FC琉球―京都サンガ 選手に指示を出す樋口靖洋監督

 樋口靖洋監督(琉球)の話 1点目の失点のあと15分で2失点してしまった。まだまだだと思う。次の年に向け、発展の礎にしないといけない。この1年はいろいろなことを経験できた。周囲の方々、熱い声援を送ってくれたサポーターにも感謝したい。

前半は消極的だった

 中田一三監督(京都)の話 前半は消極的だった。ハーフタイムでは戦術うんぬんより、自分自身が過去を変えていくんだと、強い気持ちを持ってほしいと話した。それから選手たちが気持ちをしっかりと切り替えてプレーしてくれた。


(2)タピスタ(京都1勝1分け)

琉 球 12勝10分け18敗(46)
 0―3(0―0,0―3)
京 都 18勝11分け11敗(65)

▽得点者 【琉】 【京】 庄司(PK)(2)一美(17)小屋松(8)
▽観客 7523人

 【評】ポゼッションを重視するチーム同士の対戦。立ち上がりから両チーム、慎重に試合を組み立て、一進一退の攻防を繰り広げる。後半は京都にエリア内深くへの侵入を許し、後半30分にPKで失点すると、波状攻撃を受けて15分の間にさらに2失点した。
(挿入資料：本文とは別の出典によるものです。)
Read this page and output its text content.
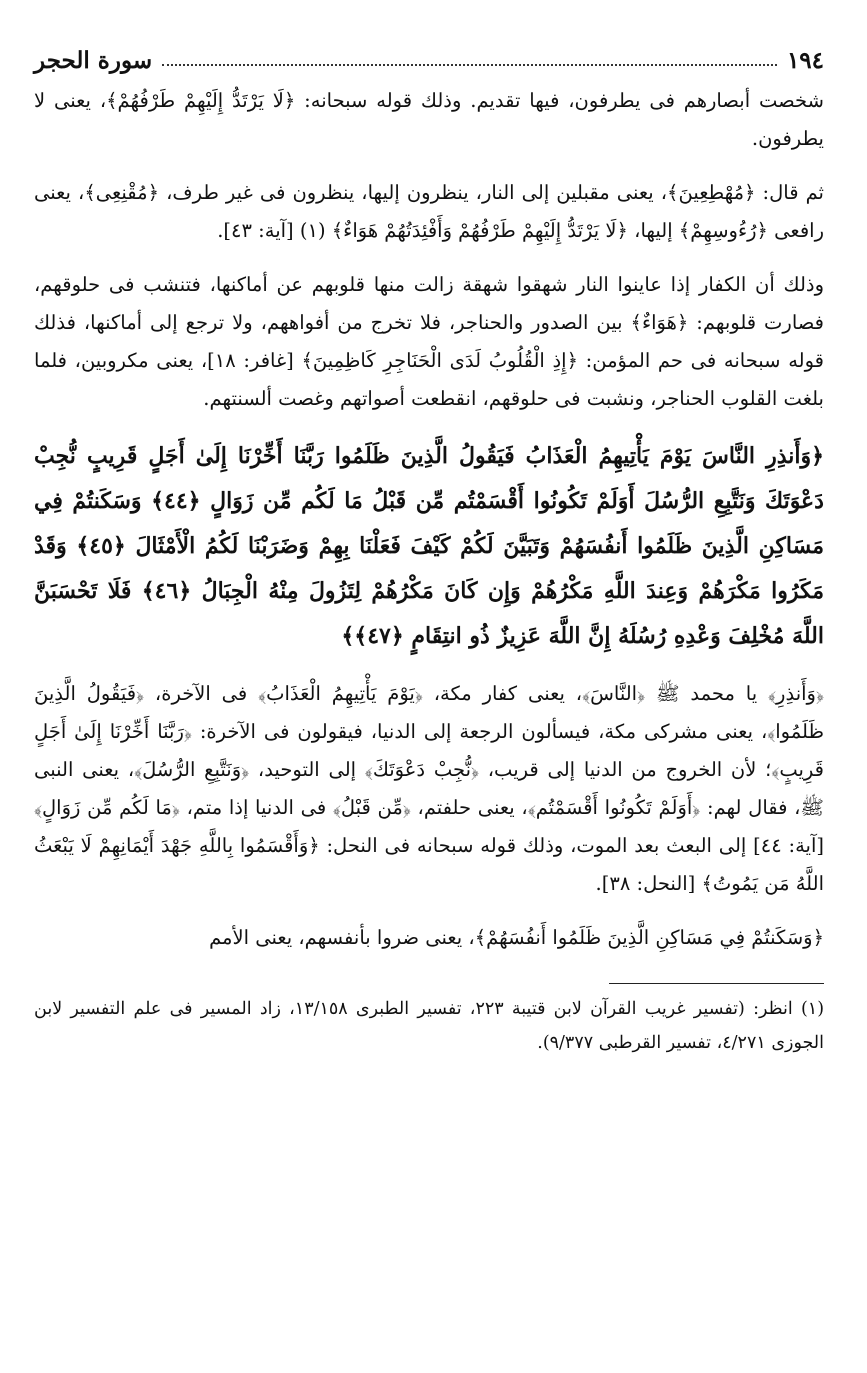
١٩٤
سورة الحجر

شخصت أبصارهم فى يطرفون، فيها تقديم. وذلك قوله سبحانه: ﴿لَا يَرْتَدُّ إِلَيْهِمْ طَرْفُهُمْ﴾، يعنى لا يطرفون.

ثم قال: ﴿مُهْطِعِينَ﴾، يعنى مقبلين إلى النار، ينظرون إليها، ينظرون فى غير طرف، ﴿مُقْنِعِى﴾، يعنى رافعى ﴿رُءُوسِهِمْ﴾ إليها، ﴿لَا يَرْتَدُّ إِلَيْهِمْ طَرْفُهُمْ وَأَفْئِدَتُهُمْ هَوَاءٌ﴾ (١) [آية: ٤٣].

وذلك أن الكفار إذا عاينوا النار شهقوا شهقة زالت منها قلوبهم عن أماكنها، فتنشب فى حلوقهم، فصارت قلوبهم: ﴿هَوَاءٌ﴾ بين الصدور والحناجر، فلا تخرج من أفواههم، ولا ترجع إلى أماكنها، فذلك قوله سبحانه فى حم المؤمن: ﴿إِذِ الْقُلُوبُ لَدَى الْحَنَاجِرِ كَاظِمِينَ﴾ [غافر: ١٨]، يعنى مكروبين، فلما بلغت القلوب الحناجر، ونشبت فى حلوقهم، انقطعت أصواتهم وغصت ألسنتهم.

﴿وَأَنذِرِ النَّاسَ يَوْمَ يَأْتِيهِمُ الْعَذَابُ فَيَقُولُ الَّذِينَ ظَلَمُوا رَبَّنَا أَخِّرْنَا إِلَىٰ أَجَلٍ قَرِيبٍ نُّجِبْ دَعْوَتَكَ وَنَتَّبِعِ الرُّسُلَ أَوَلَمْ تَكُونُوا أَقْسَمْتُم مِّن قَبْلُ مَا لَكُم مِّن زَوَالٍ ﴿٤٤﴾ وَسَكَنتُمْ فِي مَسَاكِنِ الَّذِينَ ظَلَمُوا أَنفُسَهُمْ وَتَبَيَّنَ لَكُمْ كَيْفَ فَعَلْنَا بِهِمْ وَضَرَبْنَا لَكُمُ الْأَمْثَالَ ﴿٤٥﴾ وَقَدْ مَكَرُوا مَكْرَهُمْ وَعِندَ اللَّهِ مَكْرُهُمْ وَإِن كَانَ مَكْرُهُمْ لِتَزُولَ مِنْهُ الْجِبَالُ ﴿٤٦﴾ فَلَا تَحْسَبَنَّ اللَّهَ مُخْلِفَ وَعْدِهِ رُسُلَهُ إِنَّ اللَّهَ عَزِيزٌ ذُو انتِقَامٍ ﴿٤٧﴾﴾

﴿وَأَنذِرِ﴾ يا محمد ﷺ ﴿النَّاسَ﴾، يعنى كفار مكة، ﴿يَوْمَ يَأْتِيهِمُ الْعَذَابُ﴾ فى الآخرة، ﴿فَيَقُولُ الَّذِينَ ظَلَمُوا﴾، يعنى مشركى مكة، فيسألون الرجعة إلى الدنيا، فيقولون فى الآخرة: ﴿رَبَّنَا أَخِّرْنَا إِلَىٰ أَجَلٍ قَرِيبٍ﴾؛ لأن الخروج من الدنيا إلى قريب، ﴿نُّجِبْ دَعْوَتَكَ﴾ إلى التوحيد، ﴿وَنَتَّبِعِ الرُّسُلَ﴾، يعنى النبى ﷺ، فقال لهم: ﴿أَوَلَمْ تَكُونُوا أَقْسَمْتُم﴾، يعنى حلفتم، ﴿مِّن قَبْلُ﴾ فى الدنيا إذا متم، ﴿مَا لَكُم مِّن زَوَالٍ﴾ [آية: ٤٤] إلى البعث بعد الموت، وذلك قوله سبحانه فى النحل: ﴿وَأَقْسَمُوا بِاللَّهِ جَهْدَ أَيْمَانِهِمْ لَا يَبْعَثُ اللَّهُ مَن يَمُوتُ﴾ [النحل: ٣٨].

﴿وَسَكَنتُمْ فِي مَسَاكِنِ الَّذِينَ ظَلَمُوا أَنفُسَهُمْ﴾، يعنى ضروا بأنفسهم، يعنى الأمم

(١) انظر: (تفسير غريب القرآن لابن قتيبة ٢٢٣، تفسير الطبرى ١٣/١٥٨، زاد المسير فى علم التفسير لابن الجوزى ٤/٢٧١، تفسير القرطبى ٩/٣٧٧).
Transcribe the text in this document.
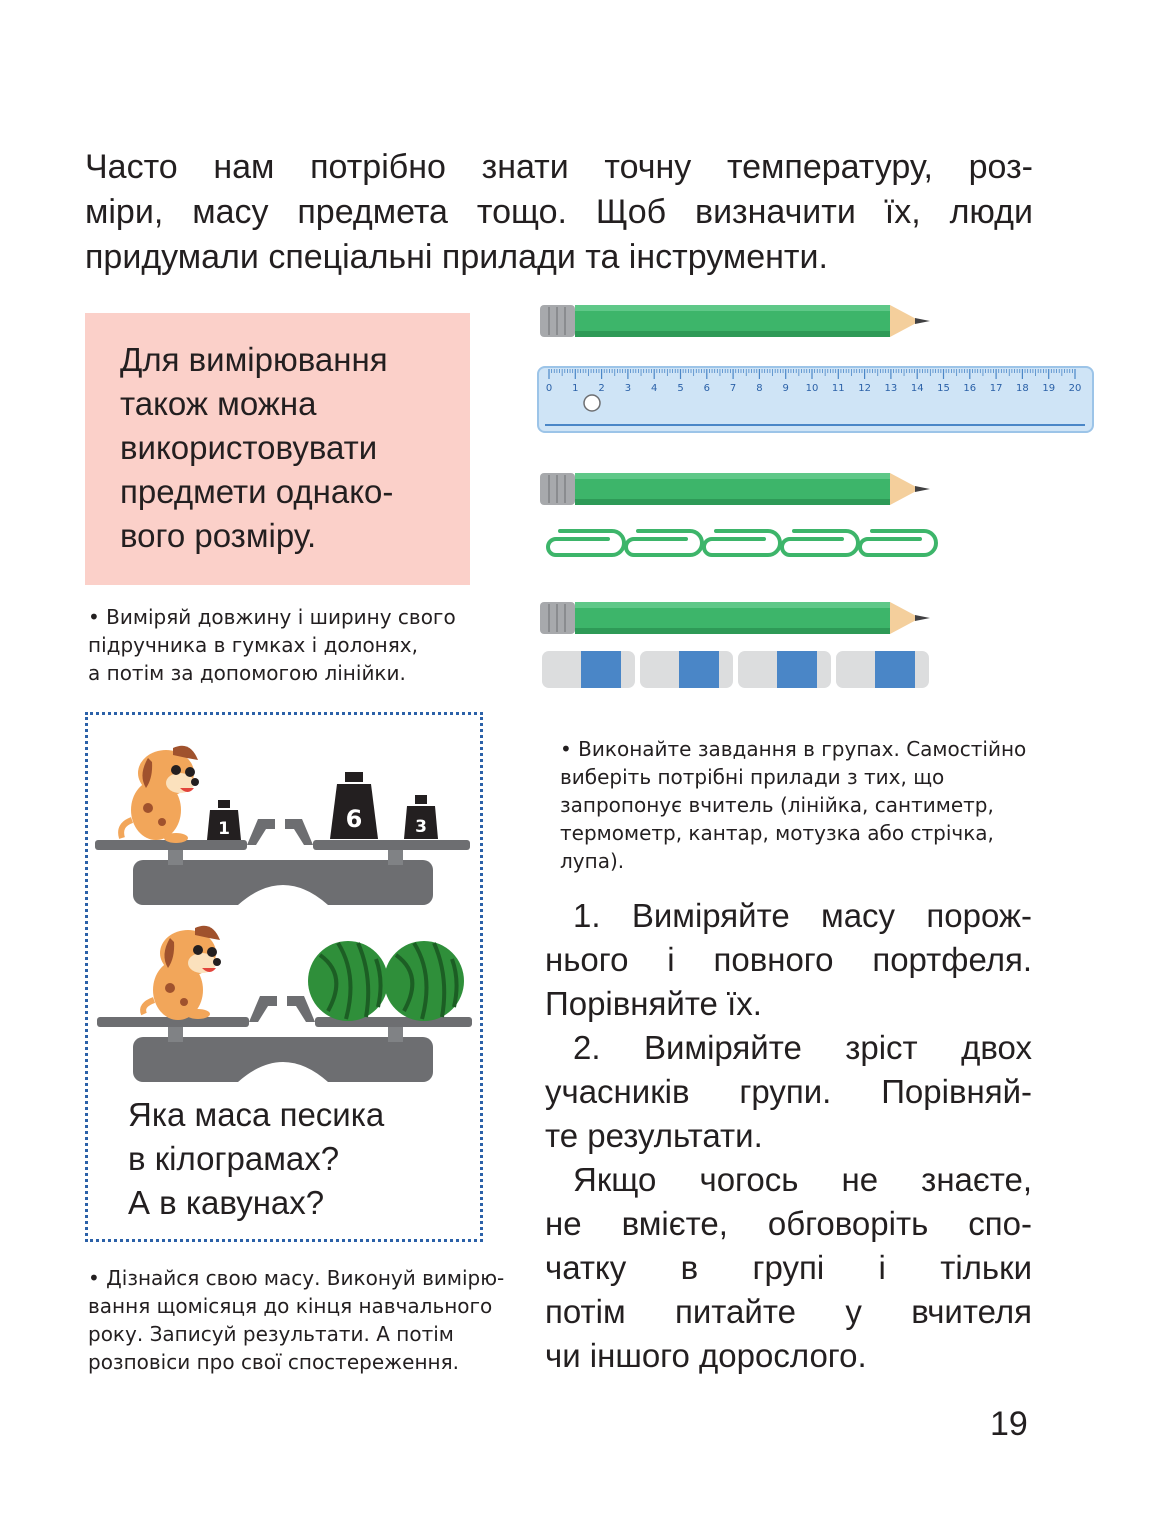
Часто нам потрібно знати точну температуру, роз-
міри, масу предмета тощо. Щоб визначити їх, люди
придумали спеціальні прилади та інструменти.
Для вимірювання
також можна
використовувати
предмети однако-
вого розміру.
• Виміряй довжину і ширину свого
підручника в гумках і долонях,
а потім за допомогою лінійки.
0 1 2 3 4 5 6 7 8 9 10 11 12 13 14 15 16 17 18 19 20
• Виконайте завдання в групах. Самостійно
виберіть потрібні прилади з тих, що
запропонує вчитель (лінійка, сантиметр,
термометр, кантар, мотузка або стрічка,
лупа).
1	6	3
Яка маса песика
в кілограмах?
А в кавунах?
• Дізнайся свою масу. Виконуй вимірю-
вання щомісяця до кінця навчального
року. Записуй результати. А потім
розповіси про свої спостереження.
1. Виміряйте масу порож-
нього і повного портфеля.
Порівняйте їх.
2. Виміряйте зріст двох
учасників групи. Порівняй-
те результати.
Якщо чогось не знаєте,
не вмієте, обговоріть спо-
чатку в групі і тільки
потім питайте у вчителя
чи іншого дорослого.
19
「琉球愛歌」熱唱 選手をねぎらう サポーター7523人

ホーム最終戦を終え、選手たちに大声援を送る琉球のサポーター

 どんな天候の下での試合でも応援を続け、選手と共にJ2の舞台をひた走ってきたサポーターたち。最終ホームの0―3での敗戦にも応援歌「琉球愛歌」を熱唱し、選手たちをねぎらい続けた。

 7523人が駆け付け、プレーに熱視線を送った。今季の平均観客数は4953人、昨年より2千人近く増加した。中でも、ユニホームを着て応援歌を歌い、タオルを応援に加わるサポーターも増えたという。

 アウェーチームからも大きな刺激を受けた。J1経験のあるチームのサポーターは時に千人を超える。JFL時代から琉球を支える森純生さんはあまりの迫力に「会場をジャックされた」と悔しそうに振り返る。サポーター代表の池間弘章さんは「スタジアムの雰囲気は確実に良くなっている。来季は相手サポーターに負けない声援で後押ししたい」と来季を見据えていた。